Hi @guest271314 i'm now having fun with your MessagePort.postMessage() branch. From what i understand the time limit should be limited by the Uint8Array size of the AudioWorkletProcessor. I still have inconsistency in the playback (stops occurs after few seconds, sometimes a minute) but i suspect my wav stream to be to inconsistent (too big ?). the appendBuffers log shows huge variation in the array length so there must be a issue here. Still digging ! Benoit.

benoitmercusot commented 3 years ago

Think i found a hack (ugly ?) issues indeed occurs when index was lower than offset

// magic "if" hack 😅

if( this.offset < this.index ){

  for (let i = 0; i < 512; i++, this.offset++) {
    if (this.offset === this.uint8.length) {
      console.log(this.uint8);
      break;
    }
    uint8[i] = this.uint8[this.offset];
  }
  const uint16 = new Uint16Array(uint8.buffer);
  CODECS.get(this.codec)(uint16, channels);

}

guest271314 commented 3 years ago

The offset is the bytes read, the index is the bytes written.

well it's actually not a file but a live stream from my mic.

One solution

navigator.mediaDevices.getUserMedia({audio: true})
.then(stream => {
  // do stuff with stream: MediaStream
});
benoitmercusot commented 3 years ago

Hi ! My "hack" works like a charm. Before that it actually stopped every time index was beyond offset (i suppose it make sense). Now it never stops. MediaStream was not a solution because final use is to stream from input card from another device. For now everything works as expected ! Thanks a lot for all your "WIPs"

benoitmercusot commented 3 years ago

You should be able to record the microphone output per the NPM documentation. To capture microphone directly see also guest271314/SpeechSynthesisRecorder#17 (comment), https://github.com/guest271314/setUserMediaAudioSource, https://github.com/guest271314/captureSystemAudio.

I actually removed this part // accumulate 344 512 1.5 of data (to achieve real time, maybe that's what causing latency)

This is capable of streaming without waiting for accumulation of data https://github.com/guest271314/webtransport/blob/main/webTransportAudioWorkletWebAssemblyMemoryGrow.js.

HI there ! If you have one minute to show me how to implement this ? (ie where that text /bytes input comes from ?)

guest271314 commented 3 years ago

For the WebTransport version "text" input originates in the browser at function call

webTransportAudioWorkletMemoryGrow('hello world')

Sending to quic-transport URL

    let data = encoder.encode(text);
    await writer.write(data);
    console.log('writer close', await writer.close());

input_data here https://github.com/guest271314/webtransport/blob/main/quic_transport_server_tts.py#L138 is the same text in the process

data = subprocess.run(['./tts.sh', input_data], stdout=subprocess.PIPE)

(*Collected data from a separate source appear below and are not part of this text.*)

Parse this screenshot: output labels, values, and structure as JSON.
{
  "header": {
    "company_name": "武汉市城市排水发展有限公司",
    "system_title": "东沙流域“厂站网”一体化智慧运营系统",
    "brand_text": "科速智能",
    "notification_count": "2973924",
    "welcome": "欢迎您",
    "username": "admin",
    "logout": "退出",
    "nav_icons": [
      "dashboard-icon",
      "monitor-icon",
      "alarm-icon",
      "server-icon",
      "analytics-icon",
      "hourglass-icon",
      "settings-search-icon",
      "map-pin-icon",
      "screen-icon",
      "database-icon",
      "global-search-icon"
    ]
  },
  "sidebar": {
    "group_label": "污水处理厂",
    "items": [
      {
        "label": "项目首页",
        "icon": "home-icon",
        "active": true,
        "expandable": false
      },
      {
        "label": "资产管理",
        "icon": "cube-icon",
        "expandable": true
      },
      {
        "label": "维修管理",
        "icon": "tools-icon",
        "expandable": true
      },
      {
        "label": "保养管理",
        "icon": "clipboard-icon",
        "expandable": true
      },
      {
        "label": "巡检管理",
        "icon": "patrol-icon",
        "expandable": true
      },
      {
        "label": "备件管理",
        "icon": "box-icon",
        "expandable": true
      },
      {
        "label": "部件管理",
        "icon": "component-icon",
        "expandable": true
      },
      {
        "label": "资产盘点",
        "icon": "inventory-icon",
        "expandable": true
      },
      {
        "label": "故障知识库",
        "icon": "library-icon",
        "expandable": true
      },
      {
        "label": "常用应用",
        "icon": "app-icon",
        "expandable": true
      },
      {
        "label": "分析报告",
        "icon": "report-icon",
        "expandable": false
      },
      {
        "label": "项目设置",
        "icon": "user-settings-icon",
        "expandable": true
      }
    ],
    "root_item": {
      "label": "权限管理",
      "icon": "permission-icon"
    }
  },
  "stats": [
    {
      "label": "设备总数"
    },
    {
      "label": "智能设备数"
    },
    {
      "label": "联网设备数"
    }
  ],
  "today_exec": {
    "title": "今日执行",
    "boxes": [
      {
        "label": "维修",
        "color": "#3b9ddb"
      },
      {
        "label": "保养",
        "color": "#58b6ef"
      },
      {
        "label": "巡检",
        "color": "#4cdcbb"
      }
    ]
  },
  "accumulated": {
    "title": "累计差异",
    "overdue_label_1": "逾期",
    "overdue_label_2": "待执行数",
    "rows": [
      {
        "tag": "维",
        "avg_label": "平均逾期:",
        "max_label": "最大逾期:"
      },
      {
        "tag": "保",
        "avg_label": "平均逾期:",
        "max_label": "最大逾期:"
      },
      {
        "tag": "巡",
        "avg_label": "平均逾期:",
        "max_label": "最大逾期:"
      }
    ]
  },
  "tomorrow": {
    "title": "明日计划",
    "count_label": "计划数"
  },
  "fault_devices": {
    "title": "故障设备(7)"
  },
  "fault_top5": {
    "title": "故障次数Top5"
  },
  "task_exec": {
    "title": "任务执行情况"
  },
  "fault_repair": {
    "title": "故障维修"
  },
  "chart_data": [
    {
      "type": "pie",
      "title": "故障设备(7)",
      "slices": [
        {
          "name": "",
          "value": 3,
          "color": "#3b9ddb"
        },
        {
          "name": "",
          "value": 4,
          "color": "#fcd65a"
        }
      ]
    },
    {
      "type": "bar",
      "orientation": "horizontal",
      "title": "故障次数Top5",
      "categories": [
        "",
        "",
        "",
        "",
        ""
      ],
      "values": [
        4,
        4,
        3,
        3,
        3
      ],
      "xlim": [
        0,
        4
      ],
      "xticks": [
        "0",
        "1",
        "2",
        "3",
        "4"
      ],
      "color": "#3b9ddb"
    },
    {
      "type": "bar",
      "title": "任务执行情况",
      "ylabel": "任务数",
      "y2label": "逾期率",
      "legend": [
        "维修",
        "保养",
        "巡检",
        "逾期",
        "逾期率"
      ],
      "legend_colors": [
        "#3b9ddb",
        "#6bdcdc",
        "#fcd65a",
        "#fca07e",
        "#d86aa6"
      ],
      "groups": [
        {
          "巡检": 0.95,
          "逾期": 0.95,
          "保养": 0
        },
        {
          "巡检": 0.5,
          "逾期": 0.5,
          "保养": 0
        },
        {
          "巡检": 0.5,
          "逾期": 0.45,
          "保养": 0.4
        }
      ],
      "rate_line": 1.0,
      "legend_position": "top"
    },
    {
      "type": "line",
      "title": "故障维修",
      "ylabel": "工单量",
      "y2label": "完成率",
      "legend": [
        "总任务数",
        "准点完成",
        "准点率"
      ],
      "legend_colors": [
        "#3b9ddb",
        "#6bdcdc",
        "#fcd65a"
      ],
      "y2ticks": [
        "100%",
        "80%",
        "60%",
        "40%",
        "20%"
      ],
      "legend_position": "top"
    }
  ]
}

"$1" is the input text passed in this case to espeak-ng https://github.com/guest271314/webtransport/blob/main/tts.sh#L2

espeak-ng -m --stdout "$1" # TODO pass, set options

the response is payload https://github.com/guest271314/webtransport/blob/main/quic_transport_server_tts.py#L140

self.connection.send_stream_data(response_id, payload, True)

the ReadableStream from quic-transort server https://github.com/guest271314/webtransport/blob/main/webTransportAudioWorkletWebAssemblyMemoryGrow.js#L183

const { readable } = stream;

that we pipeTo() https://github.com/guest271314/webtransport/blob/main/webTransportAudioWorkletWebAssemblyMemoryGrow.js#L184 a WrtitableStream(), in this case grow() a WebAssembly.Memory (SharedArrayBuffer) instance if necessary (see https://github.com/guest271314/webtransport/blob/main/webTransportAudioWorkletWebAssemblyMemoryGrow.js#L8 for minimum, maxiumum values corresponding to audio, feel free to verify the values used, as there was no manual for how to accurate dervice those values, I learned Python and bytes necessary per second by doing).

guest271314 commented 3 years ago

To install aioquic

python3 -m pip install aioquic

create the necessary certificates https://github.com/guest271314/webtransport/blob/main/quic_transport_server_tts.py#L40, launch Chrome or Chromium with the appropriate flags found in the same comment block.

Note, I commented, do not use ALLOWED_ORIGINS https://github.com/guest271314/webtransport/blob/main/quic_transport_server_tts.py#L94 for the ability to run the code at console on any site.

benoitmercusot commented 3 years ago

awesome, thanks a lot.

guest271314 commented 3 years ago

Relevant to running the code at console at any origin, there is still a restriction on doing so using AudioWorklet due to the design being an Ecmascript Module, thus GitHub blocks loading. Once you get the code running and test at console on this very page you will perhaps gather why I filed https://github.com/WebAudio/web-audio-api-v2/issues/109.